Sara suspiró. Paseó la mirada por la pequeña plaza bordeada de acacias donde se encontraba la terraza del restaurante. —Ojalá yo tuviera las cosas tan claras. —No, cariño, no. Ella es la que está equivocada. Si hay que convertirse en una puta, mejor ser una puta cara. —Sacudió la cabeza—. Echar un polvo por dinero... si es mucho, quizá. Pero no por un sueldo de mierda. Hay que tener un mínimo de dignidad. —Ya. Pero Vázquez me está haciendo la vida imposible, y la dignidad no vale de nada.

Teresa comió un bocado de espaguetis sin dejar de mirar fijamente a su amiga.

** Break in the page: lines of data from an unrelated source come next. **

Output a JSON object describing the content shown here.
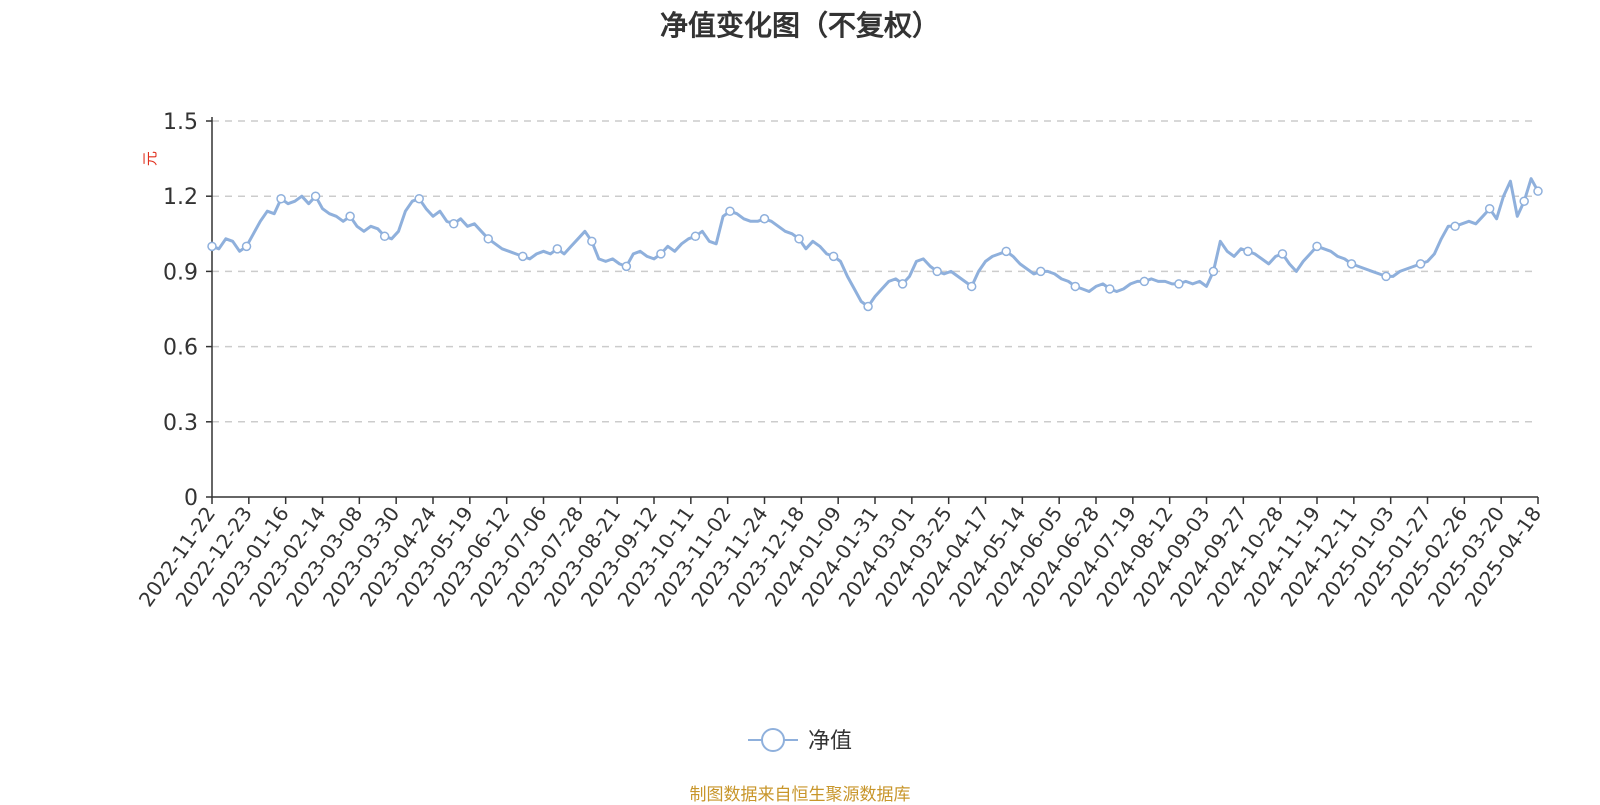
{
  "title": "净值变化图（不复权）",
  "source": "制图数据来自恒生聚源数据库",
  "source_color": "#c8962b",
  "chart_data": {
    "type": "line",
    "title": "净值变化图（不复权）",
    "ylabel": "元",
    "ylabel_color": "#e0301e",
    "ylim": [
      0,
      1.5
    ],
    "yticks": [
      "0",
      "0.3",
      "0.6",
      "0.9",
      "1.2",
      "1.5"
    ],
    "grid": true,
    "legend_position": "bottom-center",
    "line_color": "#8fb0dc",
    "x_tick_labels": [
      "2022-11-22",
      "2022-12-23",
      "2023-01-16",
      "2023-02-14",
      "2023-03-08",
      "2023-03-30",
      "2023-04-24",
      "2023-05-19",
      "2023-06-12",
      "2023-07-06",
      "2023-07-28",
      "2023-08-21",
      "2023-09-12",
      "2023-10-11",
      "2023-11-02",
      "2023-11-24",
      "2023-12-18",
      "2024-01-09",
      "2024-01-31",
      "2024-03-01",
      "2024-03-25",
      "2024-04-17",
      "2024-05-14",
      "2024-06-05",
      "2024-06-28",
      "2024-07-19",
      "2024-08-12",
      "2024-09-03",
      "2024-09-27",
      "2024-10-28",
      "2024-11-19",
      "2024-12-11",
      "2025-01-03",
      "2025-01-27",
      "2025-02-26",
      "2025-03-20",
      "2025-04-18"
    ],
    "series": [
      {
        "name": "净值",
        "values": [
          1.0,
          0.99,
          1.03,
          1.02,
          0.98,
          1.0,
          1.05,
          1.1,
          1.14,
          1.13,
          1.19,
          1.17,
          1.18,
          1.2,
          1.17,
          1.2,
          1.15,
          1.13,
          1.12,
          1.1,
          1.12,
          1.08,
          1.06,
          1.08,
          1.07,
          1.04,
          1.03,
          1.06,
          1.14,
          1.18,
          1.19,
          1.15,
          1.12,
          1.14,
          1.1,
          1.09,
          1.11,
          1.08,
          1.09,
          1.06,
          1.03,
          1.01,
          0.99,
          0.98,
          0.97,
          0.96,
          0.95,
          0.97,
          0.98,
          0.97,
          0.99,
          0.97,
          1.0,
          1.03,
          1.06,
          1.02,
          0.95,
          0.94,
          0.95,
          0.93,
          0.92,
          0.97,
          0.98,
          0.96,
          0.95,
          0.97,
          1.0,
          0.98,
          1.01,
          1.03,
          1.04,
          1.06,
          1.02,
          1.01,
          1.12,
          1.14,
          1.13,
          1.11,
          1.1,
          1.1,
          1.11,
          1.1,
          1.08,
          1.06,
          1.05,
          1.03,
          0.99,
          1.02,
          1.0,
          0.97,
          0.96,
          0.94,
          0.88,
          0.83,
          0.78,
          0.76,
          0.8,
          0.83,
          0.86,
          0.87,
          0.85,
          0.88,
          0.94,
          0.95,
          0.92,
          0.9,
          0.89,
          0.9,
          0.88,
          0.86,
          0.84,
          0.9,
          0.94,
          0.96,
          0.97,
          0.98,
          0.96,
          0.93,
          0.91,
          0.89,
          0.9,
          0.9,
          0.89,
          0.87,
          0.86,
          0.84,
          0.83,
          0.82,
          0.84,
          0.85,
          0.83,
          0.82,
          0.83,
          0.85,
          0.86,
          0.86,
          0.87,
          0.86,
          0.86,
          0.85,
          0.85,
          0.86,
          0.85,
          0.86,
          0.84,
          0.9,
          1.02,
          0.98,
          0.96,
          0.99,
          0.98,
          0.97,
          0.95,
          0.93,
          0.96,
          0.97,
          0.93,
          0.9,
          0.94,
          0.97,
          1.0,
          0.99,
          0.98,
          0.96,
          0.95,
          0.93,
          0.92,
          0.91,
          0.9,
          0.89,
          0.88,
          0.88,
          0.9,
          0.91,
          0.92,
          0.93,
          0.94,
          0.97,
          1.03,
          1.08,
          1.08,
          1.09,
          1.1,
          1.09,
          1.12,
          1.15,
          1.11,
          1.2,
          1.26,
          1.12,
          1.18,
          1.27,
          1.22
        ]
      }
    ]
  }
}
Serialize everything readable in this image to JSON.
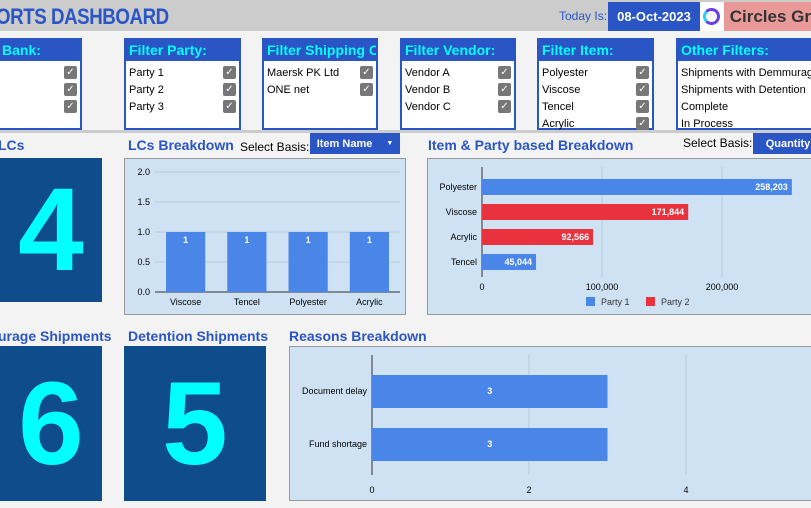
{
  "header": {
    "title": "ORTS DASHBOARD",
    "today_label": "Today Is:",
    "date": "08-Oct-2023",
    "brand": "Circles Gr"
  },
  "filters": [
    {
      "title": "Bank:",
      "items": [
        {
          "label": "",
          "checked": true
        },
        {
          "label": "",
          "checked": true
        },
        {
          "label": "",
          "checked": true
        }
      ]
    },
    {
      "title": "Filter Party:",
      "items": [
        {
          "label": "Party 1",
          "checked": true
        },
        {
          "label": "Party 2",
          "checked": true
        },
        {
          "label": "Party 3",
          "checked": true
        }
      ]
    },
    {
      "title": "Filter Shipping Co:",
      "items": [
        {
          "label": "Maersk PK Ltd",
          "checked": true
        },
        {
          "label": "ONE net",
          "checked": true
        }
      ]
    },
    {
      "title": "Filter Vendor:",
      "items": [
        {
          "label": "Vendor A",
          "checked": true
        },
        {
          "label": "Vendor B",
          "checked": true
        },
        {
          "label": "Vendor C",
          "checked": true
        }
      ]
    },
    {
      "title": "Filter Item:",
      "items": [
        {
          "label": "Polyester",
          "checked": true
        },
        {
          "label": "Viscose",
          "checked": true
        },
        {
          "label": "Tencel",
          "checked": true
        },
        {
          "label": "Acrylic",
          "checked": true
        }
      ]
    },
    {
      "title": "Other Filters:",
      "items": [
        {
          "label": "Shipments with Demmurage"
        },
        {
          "label": "Shipments with Detention"
        },
        {
          "label": "Complete"
        },
        {
          "label": "In Process"
        }
      ]
    }
  ],
  "kpis": {
    "lcs": {
      "title": "LCs",
      "value": "4"
    },
    "demurrage": {
      "title": "urage Shipments",
      "value": "6"
    },
    "detention": {
      "title": "Detention Shipments",
      "value": "5"
    }
  },
  "lcs_breakdown": {
    "title": "LCs Breakdown",
    "select_label": "Select Basis:",
    "select_value": "Item Name"
  },
  "item_party": {
    "title": "Item & Party based Breakdown",
    "select_label": "Select Basis:",
    "select_value": "Quantity"
  },
  "reasons": {
    "title": "Reasons Breakdown"
  },
  "colors": {
    "blue": "#2a55c5",
    "cyan": "#00ffff",
    "tile": "#0e4c8c",
    "bar_blue": "#4a86e8",
    "bar_red": "#e8333f"
  },
  "chart_data": [
    {
      "type": "bar",
      "categories": [
        "Viscose",
        "Tencel",
        "Polyester",
        "Acrylic"
      ],
      "values": [
        1,
        1,
        1,
        1
      ],
      "ylim": [
        0,
        2
      ],
      "yticks": [
        "0.0",
        "0.5",
        "1.0",
        "1.5",
        "2.0"
      ],
      "grid": true
    },
    {
      "type": "bar",
      "orientation": "horizontal",
      "categories": [
        "Polyester",
        "Viscose",
        "Acrylic",
        "Tencel"
      ],
      "series": [
        {
          "name": "Party 1",
          "values": [
            258203,
            null,
            null,
            45044
          ]
        },
        {
          "name": "Party 2",
          "values": [
            null,
            171844,
            92566,
            null
          ]
        }
      ],
      "value_labels": [
        "258,203",
        "171,844",
        "92,566",
        "45,044"
      ],
      "xlim": [
        0,
        300000
      ],
      "xticks": [
        "0",
        "100,000",
        "200,000"
      ],
      "legend": "bottom",
      "grid": true
    },
    {
      "type": "bar",
      "orientation": "horizontal",
      "categories": [
        "Document delay",
        "Fund shortage"
      ],
      "values": [
        3,
        3
      ],
      "xlim": [
        0,
        5
      ],
      "xticks": [
        "0",
        "2",
        "4"
      ],
      "grid": true
    }
  ]
}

—¿Qué pasó, Sara? ¿Qué ocurrió que le tiene tan cabreado? —Ya lo sabes. Después de la fiesta de Navidad lo intentó conmigo, y le rechacé.

—Ese es el argumento general. Entra en detalles. —Bueno... Después de la fiesta insistió en llevarme a casa en su coche. Cuando llegamos se acercó a mí, me cogió la mano... Y la puso sobre su... El muy cerdo se la había sacado, ¿entiendes? Mientras conducía se la sacó. Y luego puso mi mano sobre ella. —Hizo un gesto de cómico desagrado—. Era como tocar una babosa. Me aparté de él y salí del coche. —¿Nada más?

—Bueno, antes de salir le miré... y me reí. —¿Te reíste? —Teresa enarcó las cejas con malicioso júbilo. —Deberías haberlo visto, sentado allí, en su coche tan caro, con su elegante traje, mirándome desconcertado... ¡Con la bragueta abierta! Dios mío, era tan ridículo...

—¡Realmente te reíste! Ay, cariño, eres genial. Ese cabrón debe tener el orgullo por los suelos.

—Lo que no entiendo es por qué tanto interés en mí. —Sara bebió un sorbo de vino—. No soy guapa.

—Qué dices. Estás muy bien, encanto.

—Gracias, pero no. Marta es guapa. Yo soy vulgar.

—Venga, Sara. Tienes un tipazo que quita el hipo. Y voy a sincerarme: un par de tetas que siempre te he envidiado.

—¿Sabes? —Sara sonrió con tristeza—, los hombres están seguros de que las mujeres poco agraciadas somos mas accesibles. Piensan que una chica, al ser fea, está dispuesta a revolcarse con el primer tipo que le haga un poco de caso.

—Deja de decir tonterías, Sara. No eres fea. ¿Quieres ver a alguien feo? Mira a ese tipo de ahí enfrente. —Con un leve gesto de la cabeza señaló hacia el otro lado de la plaza.